Whether you’re a full-on globetrotter or more of a day-tripper, summer really is the season to hit the road. So we’re filling our beach bags with travel-themed books this season. Some will take you across the country, some will take you across the world and some will take you back in time – so crack those peanuts, make sure your tray table is in the upright and locked position and bon voyage!
'Nopalito: A Mexican Kitchen,' by Gonzalo Guzmán with Stacy Adimando
This mouth-watering collection of authentic Mexican dishes won the 2018 James Beard Foundation International Cookbook Award. It is the first publication from the adored San Francisco eatery Nopalito, written by head chef Gonzalo Guzmán (with Stacy Adimando). Whether you grew up south of the border, or you don’t know mole from machaca, this book will inspire you to get cookin’. Born in a tiny village in Veracruz, Guzmán learned Mexican cooking from his abuelitas; then, as a dishwasher, chef, and, ultimately, restaurateur in chic San Francisco eateries, he furthered his love of seasonal, organic ingredients. These dishes are the delicious melding of those two worlds.

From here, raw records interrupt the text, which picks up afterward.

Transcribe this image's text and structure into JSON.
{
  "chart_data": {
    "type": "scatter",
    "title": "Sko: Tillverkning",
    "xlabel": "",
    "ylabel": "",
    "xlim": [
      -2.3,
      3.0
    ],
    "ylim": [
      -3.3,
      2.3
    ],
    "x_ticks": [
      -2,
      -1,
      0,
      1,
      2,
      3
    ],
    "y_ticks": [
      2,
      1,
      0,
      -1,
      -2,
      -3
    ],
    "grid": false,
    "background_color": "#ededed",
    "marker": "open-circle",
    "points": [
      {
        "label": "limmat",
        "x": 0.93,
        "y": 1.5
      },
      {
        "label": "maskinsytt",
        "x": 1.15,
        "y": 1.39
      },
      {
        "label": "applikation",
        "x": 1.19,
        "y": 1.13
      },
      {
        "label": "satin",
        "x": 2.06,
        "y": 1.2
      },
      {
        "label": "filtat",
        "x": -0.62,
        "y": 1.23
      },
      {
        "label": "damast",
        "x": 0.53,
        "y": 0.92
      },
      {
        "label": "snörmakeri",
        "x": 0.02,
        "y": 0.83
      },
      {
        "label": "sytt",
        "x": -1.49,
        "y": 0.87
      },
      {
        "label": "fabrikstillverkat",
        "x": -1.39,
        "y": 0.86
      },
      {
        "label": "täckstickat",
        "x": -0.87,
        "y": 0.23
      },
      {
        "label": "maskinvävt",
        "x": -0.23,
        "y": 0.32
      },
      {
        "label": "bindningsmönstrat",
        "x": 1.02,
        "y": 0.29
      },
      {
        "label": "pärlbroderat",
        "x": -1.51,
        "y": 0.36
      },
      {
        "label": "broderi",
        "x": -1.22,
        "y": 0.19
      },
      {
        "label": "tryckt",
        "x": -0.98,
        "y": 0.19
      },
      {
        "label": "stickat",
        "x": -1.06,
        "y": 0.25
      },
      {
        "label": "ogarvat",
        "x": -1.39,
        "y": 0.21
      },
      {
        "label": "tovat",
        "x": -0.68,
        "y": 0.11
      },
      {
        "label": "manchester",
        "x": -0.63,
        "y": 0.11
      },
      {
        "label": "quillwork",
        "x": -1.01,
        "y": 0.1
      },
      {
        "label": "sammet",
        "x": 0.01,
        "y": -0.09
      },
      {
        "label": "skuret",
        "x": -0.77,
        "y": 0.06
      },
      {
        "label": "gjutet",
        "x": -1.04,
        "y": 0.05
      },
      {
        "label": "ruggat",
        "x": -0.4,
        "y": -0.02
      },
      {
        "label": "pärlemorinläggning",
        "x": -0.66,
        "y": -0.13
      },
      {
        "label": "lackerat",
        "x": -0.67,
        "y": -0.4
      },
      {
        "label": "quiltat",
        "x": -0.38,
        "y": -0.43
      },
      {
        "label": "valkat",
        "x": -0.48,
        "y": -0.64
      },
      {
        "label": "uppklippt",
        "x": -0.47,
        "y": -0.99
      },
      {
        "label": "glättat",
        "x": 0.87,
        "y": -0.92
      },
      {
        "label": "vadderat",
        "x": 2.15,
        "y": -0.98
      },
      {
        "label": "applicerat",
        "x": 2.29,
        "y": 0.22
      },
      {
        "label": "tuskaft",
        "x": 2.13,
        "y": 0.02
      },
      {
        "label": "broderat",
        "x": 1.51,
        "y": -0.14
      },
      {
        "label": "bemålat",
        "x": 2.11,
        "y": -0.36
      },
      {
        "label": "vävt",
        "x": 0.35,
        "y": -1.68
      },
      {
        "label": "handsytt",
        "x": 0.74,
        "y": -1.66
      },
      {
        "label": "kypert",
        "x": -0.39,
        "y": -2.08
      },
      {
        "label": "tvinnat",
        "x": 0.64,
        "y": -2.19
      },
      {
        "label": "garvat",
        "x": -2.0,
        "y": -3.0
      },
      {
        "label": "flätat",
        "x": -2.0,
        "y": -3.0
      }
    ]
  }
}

'Roaming America: Exploring the National Parks,' by Renee Hahnel and Matthew Hahnel
If overseas travel is not in the cards for you this season, don’t be blue; you won’t believe the beauties there are to behold, right here in your own backyard. We’re talking about America’s national parks, 59 of them to be exact. How many have you seen so far? Make it a mission to raise your number with this gorgeously photographed book from Australia-born, Seattle-based couple Matthew and Renee Hahnel, aka Renee Roaming. In, “Roaming America,” the Hahnels visit all 59 national parks in one seven-month road trip. Depending on how many vacation days you’ve saved up, your journey might be a little less ambitious…but no less awesome!
'Madame Fourcade's Secret War: The Daring Young Woman Who Led France's Largest Spy Network Against Hitler,' by Lynne Olson
In this book, we will travel to 1940s France to learn the riveting and largely untold story of Marie-Madeleine Fourcade, the young, beautiful, French mother who defied all societal norms to become the leader of an invaluable French spy organization during World War II. Fourcade’s devotion to Alliance, her spy network, was unshakable; she was captured by Nazis twice and escaped both times. Under Fourcade’s fearless leadership, Alliance became, by many accounts, the most valuable intelligence provider in all of France.
'Hungry,' by Jeff Gordinier
“Eating, road-tripping and risking it all with the greatest chef in the world,” sums up the four years food and drink critic, Jeff Gordinier, spent with world-renowned Danish chef, René Redzepi. In “Hungry,” Gordinier chronicles their travels as the two men embark on a journey in search of the most tantalizing flavors across the globe. Whether you’re hungry for food, risk, adventure – or all of the above – channel your inner globe trotter, without leaving your couch. Your itinerary includes: the jungle of the Yucatán peninsula, the beaches of Sydney, the arctic circle, Copenhagen and many more.
'Gray Malin: Italy,' by Gray Malin
Tuscany, Capri, Portofino…Gray Matlin’s gorgeous, richly colored photos bring each city alive, whether you’re reading his book in an Italian villa or a Brooklyn subway. The photos in, “Italy,” are taken from various vantage points; some are taken from above, in Malin’s trademark bird’s-eye view (like in his previous book, Beaches), some are taken from the land, and some are taken from the sea. Together, they communicate Malin’s abiding infatuation with all things Italian, and his endless wonder at Italy’s sights – from the oft-photographed color-mosaic of Cinque Terre, to a cluster of nameless children, playing on a rock at the beach.
'A Gentleman in Moscow,' by Amor Towles
We’d never give you a summer reading list without at least one mystery! And this is an engrossing one. Set in 1920s Moscow, Towles’ blockbuster novel centers on Count Alexander Rostov, who the Bolsheviks have sentenced to decades of house arrest for writing a poem. So, Rostov spends the novel locked up in his “house,” the luxurious Metropol Hotel. A, “A Gentleman in Moscow,” dips into political commentary but ultimately rests on the appealing magic of the Metropol – and of the characters that inhabit it.